How much California’s gas tax is going up and how its price has changed over the years
The annual increase to California’s gas tax made the highest gas tax in America just a bit higher. How much has it changed since the annual hike began?
Since being enacted in 2017, California’s gas tax gets an automatic hike every 1 July to help fund maintenance of the state’s roads and bridges. Drivers can expect to pay about 8 cents more each time they fill up until next year.
The California gas tax was established in 2017 under Senate Bill 1 which incrementally raises the fuel excise tax each year. With this year’s increase, 51.1 cents on every gallon will go toward more road repairs, which Caltrans says has helped over the past three years of the tax to improve 6,400 lane miles. That is a 40 percent increase over what Caltrans was able to do before the annual tax hike.
This article is from 2021. In 2022 the planned increase is 2.8 cents.
How much has the tax increased since 2017
Since the state enacted Senate Bill 1 the amount of tax Californians spend on a gallon has increased over 21 cents. The first hike of 12 cents came 1 November 2017 after the bill was signed by then-Governor Jerry Brown. The next rise of 5.6 cents came 1 July 2019, followed by a 3.2 cent adjustment last year.
The 2021 increase is "about 0.6 cents per gallon, and for that typical 14-gallon size fuel tank, that means you're paying about 8 cents more per fill up, so not a huge difference," said Doug Shupe, AAA Spokesperson for Southern California.
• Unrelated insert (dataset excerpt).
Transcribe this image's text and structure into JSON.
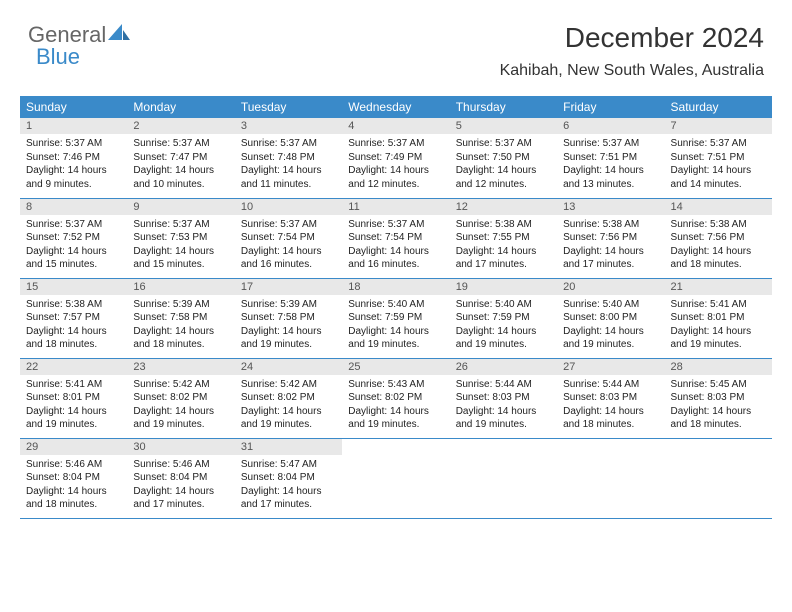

According to the American Petroleum Institute, when you add on other state taxes and fees the price is 63.65 cents per gallon. Tack on another 18.4 cents from Uncle Sam and Californians pay an additional 82.05 cents now for each gallon of gas.
California Republicans push for a gas tax holiday
The California Legislature passed a $262 billion budget on Monday, not included in the appropriations bill was a proposal by Republican state lawmakers to give residents a gas tax holiday for the 2021-2022 fiscal year. They wanted the state to use money from the general fund to make up the difference.
In a letter to Governor Gavin Newsom the GOP lawmakers wrote “While this legislature is currently deliberating whether to expand the Golden State Stimulus payments to more Californians, it is important to understand that any action intended to provide financial relief to Californians is undermined by the accompanying rise in gasoline excise taxes,” stated the letter.
The latest increase is expected to haul in an additional $83 million next year, according to the Republican lawmakers. They say the gas tax costs the average family of four as much as $800 per year.